Before beginning, let’s take Geetha’s question one more step.  Trainers, coaches, and others involved in leadership, professional development, training or performance support are responsible for facilitating behavioral change.  The question is not if, it’s how?  I think it starts with a deep understanding of the person: their motivations, beliefs and desires, as well as with the expectation of the culture and community in which they are embedded and it continues as a partnership.
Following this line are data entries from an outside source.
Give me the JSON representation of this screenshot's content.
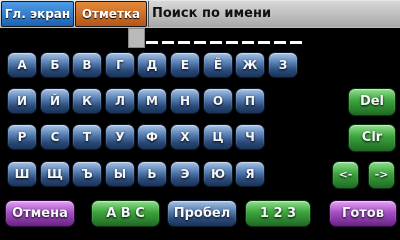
{
  "tabs": {
    "main_screen": "Гл. экран",
    "mark": "Отметка"
  },
  "title": "Поиск по имени",
  "keyboard": {
    "rows": [
      [
        "А",
        "Б",
        "В",
        "Г",
        "Д",
        "Е",
        "Ё",
        "Ж",
        "З"
      ],
      [
        "И",
        "Й",
        "К",
        "Л",
        "М",
        "Н",
        "О",
        "П"
      ],
      [
        "Р",
        "С",
        "Т",
        "У",
        "Ф",
        "Х",
        "Ц",
        "Ч"
      ],
      [
        "Ш",
        "Щ",
        "Ъ",
        "Ы",
        "Ь",
        "Э",
        "Ю",
        "Я"
      ]
    ],
    "delete": "Del",
    "clear": "Clr",
    "left_arrow": "<-",
    "right_arrow": "->"
  },
  "bottom_bar": {
    "cancel": "Отмена",
    "latin": "A B C",
    "space": "Пробел",
    "digits": "1 2 3",
    "done": "Готов"
  },
  "colors": {
    "letter_key": "#3a5f94",
    "function_key_green": "#3ca43c",
    "function_key_purple": "#a650c4",
    "tab_main": "#2a77cc",
    "tab_mark": "#cc6d28"
  },
  "input": {
    "value": ""
  }
}
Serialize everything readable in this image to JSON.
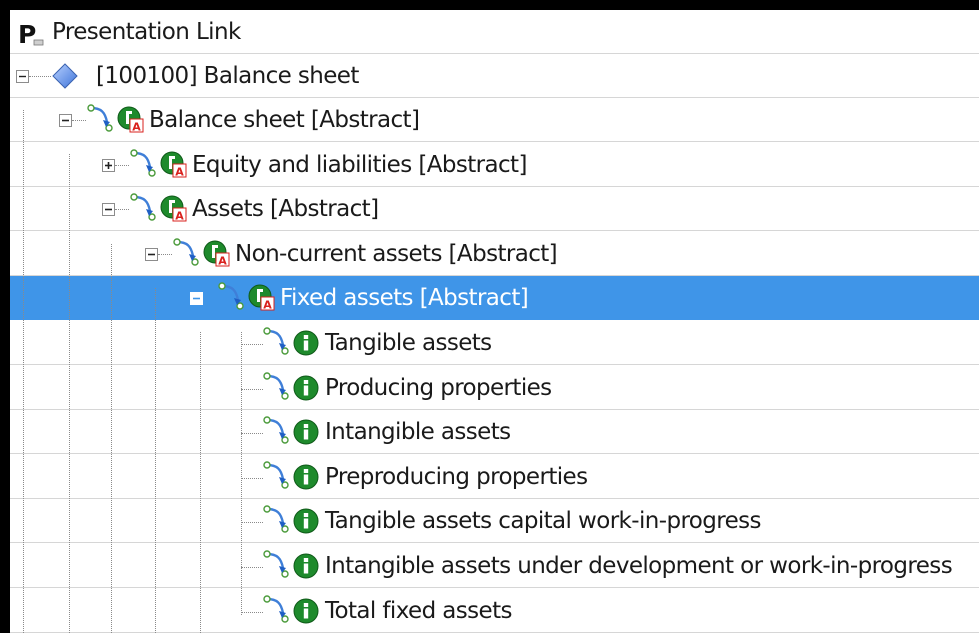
{
  "header": {
    "title": "Presentation Link",
    "icon": "presentation-p-icon"
  },
  "tree": {
    "root": {
      "label": "[100100] Balance sheet",
      "icon": "diamond-icon",
      "expanded": true
    },
    "nodes": [
      {
        "label": "Balance sheet [Abstract]",
        "type": "abstract",
        "expanded": true
      },
      {
        "label": "Equity and liabilities [Abstract]",
        "type": "abstract",
        "expanded": false
      },
      {
        "label": "Assets [Abstract]",
        "type": "abstract",
        "expanded": true
      },
      {
        "label": "Non-current assets [Abstract]",
        "type": "abstract",
        "expanded": true
      },
      {
        "label": "Fixed assets [Abstract]",
        "type": "abstract",
        "expanded": true,
        "selected": true
      },
      {
        "label": "Tangible assets",
        "type": "item"
      },
      {
        "label": "Producing properties",
        "type": "item"
      },
      {
        "label": "Intangible assets",
        "type": "item"
      },
      {
        "label": "Preproducing properties",
        "type": "item"
      },
      {
        "label": "Tangible assets capital work-in-progress",
        "type": "item"
      },
      {
        "label": "Intangible assets under development or work-in-progress",
        "type": "item"
      },
      {
        "label": "Total fixed assets",
        "type": "item"
      }
    ]
  },
  "colors": {
    "selection": "#3f95e8",
    "element_icon": "#1e8a2c",
    "abstract_badge": "#d9211d",
    "diamond": "#5a8fe8"
  }
}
You may develop curricula materials and training programs based on the general needs of the population you’re targeting (like the inspirational program Geetha references), but I think facilitating behavioral change is person specific, long-term and personal.  This may not be an exclusive list, just a start.

Substitute Behavior: One of BF Skinners insights is that people are active.  You can’t stop behavior, people will still be active, you can only change behavior.  In Geetha’s initial discussions the question is; how do you get people to talk less in meetings and to substitute active listening and recording behaviors instead.  In addition to thinking about what you do not want people to do, give some thought to what else they could do instead.

Mediation: The psychological insight of Vygotsky and Leont’ev was that people can regulate their behavior through cultural mediation.  That is, we can use language (inner speech) and ideas to regulate our behavior and these ‘mediators’ originate in the social world around us.  In Geetha’s example, there was an original training session that provided the ideas and justification for changing the way a supervisor was interacting with the people under him.  These ideas (mediator) were reinforced by the person’s peer group and likely by the corporate hierarchy.  What we don’t know from Geetha’s example are the cultural community and social influences on this persons behavior.  I think Geetha correctly identifies that there are tools that help us to change behavior, there are hows and methods for making this change and there are whys and reasons we are motivated.  What I suggest is that these are all mediators and that they are formed in the social world, but the ones discussed are not the only ones.  There are many others, sometimes contradictory ones that are out there and it takes a deep understanding of the social situations to understand what is supporting behavior in a person’s social milieu.   It is not hierarchical either.  Pressures from subordinates can be as important as those from bosses.

Structure: I believe that behavioral changes that are functional are the most likely to be maintained.  What do I mean?  Consider a person who listened more and recorded what he learned during client meetings.  Suppose he would then follow up by regularly summarizing what he learned and would make that learning a part of his response to his clients.  If that improved his performance, especially as it is seen in the social milieu, it would be a strong motivating factor in maintaining his new behavior.  I believe people can do things out of habit.  Making the new behavior a functional improvement is one why to break out of a habit.

The long view: Prochaska, DiClemente & Norcross (1992) speaks of a reoccurring cycle when trying to change behavior.  (They were speaking of therapy for addictive behavior, but I think it is applicable to many types of behavioral change.)  Behavioral relapse is common.  It does not mean that behavior cannot change, just that the cycle of change must be repeated.  For any change that is important, I think we must be committed to a long-term view with repeated efforts. Any change process should anticipate relapse and the need for repeated efforts to change should be considered normal.

This rather long and wonkish post should be considered the first draft of an idea in response to an important question.  It is almost the history of psychology.  I am sure that much addition thought and revision needs to occur here.  I certainly welcome any comments.